Said Brown's teammate Holly Hatton: "All the remarks he made today were directed to voters. If he had any compassion for us, he wouldn't have made political statements."
"Not shaking his hand was my own personal way to disagree with his boycott," said canoe/kayak coach Andy Toro. "This administration is the biggest enemy of amateur athletics in the world.
"There are 2,000 [American] tourists in Moscow, and we are in Washington at the White House. What is this?"
Most Olympians put aside their troubles to take the president up on his invitation to tour the White House. Wrestler Dan Mello, a Marine based in Quantico, got his picture taken with one of the white-uniformed Marine guards under the presidential seal on the second floor. Dick Buerkle, the track and field team's 5,000-meter man, carried his 4-month-old daughter Tera through the house in a "Snugli" harness on his chest. Outside, Amy Carter played frisbee with two women gymnasts, taking time off to meet Peter Marshall, the host of "Hollywood Squares."
A few hours later, Marshall and fellow performers Leonard Nimoy, Andy Gibb, the Lennon Sisters, Patti LaBelle, Jamie Farr and singer Irene Cara worked a bit of magic at the week's wrap-up gala at the Kennedy Center Concert Hall.
Maybe it was the generosity of the performers who had donated their talents, or the mushrooming impact of five days of hearing that America loved them anyway, but something kindled in the Concert Hall last night, something that left even rower Carol Brown in tears as she climbed the stage after the show to clasp hands with the stars.
The boisterous Olympians who jammed the front rows seemed to sense that these people cared about them, that they cared about sport. They were right. Backstage before the show, Leonard Nimoy had talked about how a broken nose changed him from a basketball player to an actor. Andy Gibb, recalled his 100 meter sprint record at a British high school. The Lennon Sisters talked of how their father used to stop traffic so he could clock them with a stopwatch as they raced. Marshall told proudly of his son Pete LaCock, who plays first base for the Kansas City Royals.

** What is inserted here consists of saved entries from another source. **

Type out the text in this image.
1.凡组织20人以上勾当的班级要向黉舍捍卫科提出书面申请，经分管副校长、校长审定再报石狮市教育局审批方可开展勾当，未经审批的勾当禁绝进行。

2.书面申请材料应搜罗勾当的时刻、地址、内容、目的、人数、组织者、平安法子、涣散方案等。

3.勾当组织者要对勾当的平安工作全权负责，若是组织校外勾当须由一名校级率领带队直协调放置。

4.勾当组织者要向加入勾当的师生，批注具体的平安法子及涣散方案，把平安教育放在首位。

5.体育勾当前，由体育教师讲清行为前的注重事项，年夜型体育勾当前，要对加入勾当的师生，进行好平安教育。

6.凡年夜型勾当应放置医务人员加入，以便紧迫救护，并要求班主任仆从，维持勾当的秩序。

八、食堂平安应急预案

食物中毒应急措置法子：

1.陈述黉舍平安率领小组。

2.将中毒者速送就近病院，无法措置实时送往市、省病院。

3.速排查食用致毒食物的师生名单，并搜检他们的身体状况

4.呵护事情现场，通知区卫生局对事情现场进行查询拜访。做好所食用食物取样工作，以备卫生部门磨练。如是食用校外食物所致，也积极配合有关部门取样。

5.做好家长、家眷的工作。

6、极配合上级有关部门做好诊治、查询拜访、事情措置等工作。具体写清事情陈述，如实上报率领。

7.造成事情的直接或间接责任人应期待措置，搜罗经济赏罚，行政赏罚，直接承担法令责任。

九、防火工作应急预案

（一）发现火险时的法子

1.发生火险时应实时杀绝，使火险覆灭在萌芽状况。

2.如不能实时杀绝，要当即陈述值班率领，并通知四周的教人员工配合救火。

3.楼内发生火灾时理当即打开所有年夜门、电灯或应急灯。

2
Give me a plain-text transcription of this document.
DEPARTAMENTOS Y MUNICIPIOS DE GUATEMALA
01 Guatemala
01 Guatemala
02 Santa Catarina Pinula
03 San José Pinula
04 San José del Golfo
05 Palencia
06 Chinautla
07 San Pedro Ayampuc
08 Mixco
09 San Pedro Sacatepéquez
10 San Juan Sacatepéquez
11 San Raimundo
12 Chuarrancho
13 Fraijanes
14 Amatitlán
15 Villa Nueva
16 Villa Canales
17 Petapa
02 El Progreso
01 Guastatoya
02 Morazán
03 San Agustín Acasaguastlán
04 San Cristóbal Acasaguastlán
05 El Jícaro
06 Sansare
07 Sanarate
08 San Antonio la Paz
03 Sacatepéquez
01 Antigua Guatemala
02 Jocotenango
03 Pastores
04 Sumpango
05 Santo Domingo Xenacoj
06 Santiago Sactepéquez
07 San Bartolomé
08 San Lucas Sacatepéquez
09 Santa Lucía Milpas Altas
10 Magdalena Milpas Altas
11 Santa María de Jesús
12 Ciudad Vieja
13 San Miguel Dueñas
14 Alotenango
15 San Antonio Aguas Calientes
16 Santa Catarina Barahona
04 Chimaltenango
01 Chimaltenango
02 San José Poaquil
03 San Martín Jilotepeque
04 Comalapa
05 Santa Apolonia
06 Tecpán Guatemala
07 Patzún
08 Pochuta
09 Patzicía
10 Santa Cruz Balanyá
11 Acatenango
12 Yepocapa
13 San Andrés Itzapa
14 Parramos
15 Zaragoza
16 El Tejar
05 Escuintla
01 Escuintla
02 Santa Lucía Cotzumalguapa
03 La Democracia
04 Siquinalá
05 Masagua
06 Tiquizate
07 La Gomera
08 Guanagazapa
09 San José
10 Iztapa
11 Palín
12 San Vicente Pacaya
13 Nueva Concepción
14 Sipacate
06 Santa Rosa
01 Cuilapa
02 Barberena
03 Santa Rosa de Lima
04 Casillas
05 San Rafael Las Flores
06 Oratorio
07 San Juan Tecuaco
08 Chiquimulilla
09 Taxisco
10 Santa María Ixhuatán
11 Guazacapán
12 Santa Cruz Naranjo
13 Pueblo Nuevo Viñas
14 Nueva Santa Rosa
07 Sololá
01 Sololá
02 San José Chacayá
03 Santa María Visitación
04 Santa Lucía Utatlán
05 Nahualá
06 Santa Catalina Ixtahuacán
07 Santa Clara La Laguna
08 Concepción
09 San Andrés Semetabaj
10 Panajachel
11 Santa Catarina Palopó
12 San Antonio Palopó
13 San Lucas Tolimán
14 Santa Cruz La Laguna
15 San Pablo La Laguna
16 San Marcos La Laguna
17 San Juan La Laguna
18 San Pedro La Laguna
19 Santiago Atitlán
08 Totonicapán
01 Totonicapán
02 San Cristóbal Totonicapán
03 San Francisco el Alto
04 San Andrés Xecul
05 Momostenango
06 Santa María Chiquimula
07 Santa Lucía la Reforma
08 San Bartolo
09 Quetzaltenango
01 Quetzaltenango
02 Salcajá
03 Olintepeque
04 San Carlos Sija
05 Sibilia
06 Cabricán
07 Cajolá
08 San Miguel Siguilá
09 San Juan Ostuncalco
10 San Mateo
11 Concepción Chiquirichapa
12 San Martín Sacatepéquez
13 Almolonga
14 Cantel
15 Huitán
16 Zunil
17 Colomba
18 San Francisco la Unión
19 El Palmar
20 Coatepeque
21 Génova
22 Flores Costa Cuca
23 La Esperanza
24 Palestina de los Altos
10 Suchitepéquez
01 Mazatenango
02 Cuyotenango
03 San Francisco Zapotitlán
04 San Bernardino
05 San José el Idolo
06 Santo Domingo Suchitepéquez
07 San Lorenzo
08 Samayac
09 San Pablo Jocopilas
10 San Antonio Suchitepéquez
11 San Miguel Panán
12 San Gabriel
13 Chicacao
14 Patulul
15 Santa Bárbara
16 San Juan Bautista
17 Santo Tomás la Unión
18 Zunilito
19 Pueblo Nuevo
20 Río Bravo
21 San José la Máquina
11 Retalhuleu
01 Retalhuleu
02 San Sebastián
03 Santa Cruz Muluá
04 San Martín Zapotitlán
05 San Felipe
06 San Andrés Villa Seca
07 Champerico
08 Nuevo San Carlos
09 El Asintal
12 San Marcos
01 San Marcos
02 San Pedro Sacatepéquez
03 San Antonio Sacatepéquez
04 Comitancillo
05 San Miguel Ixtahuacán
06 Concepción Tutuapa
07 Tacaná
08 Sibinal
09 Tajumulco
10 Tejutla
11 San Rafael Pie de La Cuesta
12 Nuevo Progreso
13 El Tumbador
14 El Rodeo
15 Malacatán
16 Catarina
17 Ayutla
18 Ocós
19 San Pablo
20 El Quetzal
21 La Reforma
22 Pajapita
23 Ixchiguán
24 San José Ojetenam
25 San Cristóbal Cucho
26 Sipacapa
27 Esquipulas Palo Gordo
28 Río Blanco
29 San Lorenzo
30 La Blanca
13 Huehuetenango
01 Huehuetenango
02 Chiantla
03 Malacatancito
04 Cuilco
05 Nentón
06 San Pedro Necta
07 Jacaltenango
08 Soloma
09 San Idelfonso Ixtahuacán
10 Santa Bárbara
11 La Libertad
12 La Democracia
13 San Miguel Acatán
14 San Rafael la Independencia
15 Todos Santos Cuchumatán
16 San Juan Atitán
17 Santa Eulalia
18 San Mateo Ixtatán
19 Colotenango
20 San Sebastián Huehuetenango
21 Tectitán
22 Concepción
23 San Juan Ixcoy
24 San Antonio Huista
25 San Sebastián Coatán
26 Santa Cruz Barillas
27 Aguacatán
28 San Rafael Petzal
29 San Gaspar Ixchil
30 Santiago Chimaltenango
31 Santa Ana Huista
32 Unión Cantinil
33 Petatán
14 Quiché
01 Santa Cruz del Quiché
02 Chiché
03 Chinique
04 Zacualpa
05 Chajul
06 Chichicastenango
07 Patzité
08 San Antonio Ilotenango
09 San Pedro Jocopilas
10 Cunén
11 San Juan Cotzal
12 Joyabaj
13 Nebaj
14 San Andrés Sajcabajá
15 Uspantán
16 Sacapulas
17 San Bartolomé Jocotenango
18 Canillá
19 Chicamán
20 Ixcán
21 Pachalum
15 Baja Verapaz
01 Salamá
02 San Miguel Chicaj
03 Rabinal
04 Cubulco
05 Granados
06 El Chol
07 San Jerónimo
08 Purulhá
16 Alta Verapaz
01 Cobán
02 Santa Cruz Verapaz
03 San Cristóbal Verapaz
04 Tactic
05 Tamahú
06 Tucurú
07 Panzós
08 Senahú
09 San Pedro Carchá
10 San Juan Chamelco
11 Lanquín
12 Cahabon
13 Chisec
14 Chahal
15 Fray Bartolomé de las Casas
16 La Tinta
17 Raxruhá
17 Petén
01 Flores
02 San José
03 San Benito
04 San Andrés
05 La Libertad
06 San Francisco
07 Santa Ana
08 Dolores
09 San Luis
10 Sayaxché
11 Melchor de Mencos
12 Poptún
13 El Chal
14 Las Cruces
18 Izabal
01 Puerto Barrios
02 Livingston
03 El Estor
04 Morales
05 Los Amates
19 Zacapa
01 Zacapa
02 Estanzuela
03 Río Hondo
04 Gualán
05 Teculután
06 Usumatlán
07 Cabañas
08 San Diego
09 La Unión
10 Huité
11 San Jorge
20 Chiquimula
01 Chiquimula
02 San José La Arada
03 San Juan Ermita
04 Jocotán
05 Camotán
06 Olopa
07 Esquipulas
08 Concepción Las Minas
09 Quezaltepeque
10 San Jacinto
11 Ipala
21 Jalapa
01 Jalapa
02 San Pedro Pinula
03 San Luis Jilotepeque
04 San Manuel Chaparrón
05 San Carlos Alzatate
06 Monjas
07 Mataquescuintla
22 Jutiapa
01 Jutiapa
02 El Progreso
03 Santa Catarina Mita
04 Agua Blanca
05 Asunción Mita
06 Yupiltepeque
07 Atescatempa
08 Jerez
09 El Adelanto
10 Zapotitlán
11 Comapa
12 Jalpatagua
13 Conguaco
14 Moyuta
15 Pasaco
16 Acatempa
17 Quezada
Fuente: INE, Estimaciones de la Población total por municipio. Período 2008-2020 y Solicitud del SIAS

"I wish that we could be someplace else, watching you do what you do," Nimoy told the athletes, who cheered. Jamie Farr, who plays Corporal Klinger on "M*A*S*H," won roars with his East European humor. "There are three kinds of restrooms in East Germany," he cracked. "Herr, Fraulein, and Hairy Fraulein." And then he told of the time he imbibed Russian beer and shortly after had "this terrific urge to take over the men's room." The crowd loved it.
The lights darkened toward the end and John Bumphus, boxer, appeared at the back of the hall, holding an Olympic torch aloft as he descended the aisle in slow, dignified steps. On stage, Patti LaBelle belted out "America the Beautiful" with fire enough to singe the back rows. "She really cared," said Mike Loeb, with a flushed face, as the Olympians hugged her and the other performers on stage.
Only minutes before, Leonard Nimoy had brought the Olympians to their feet by reading quotations from Lincoln to the music of Aaron Copland's "Lincoln Portrait." "Fellow citizens," Nimoy began, "we cannot escape history."
For a few short moments last night, after a week of trying hard to pull away, this year's thwarted champions left that sad truth in the dust.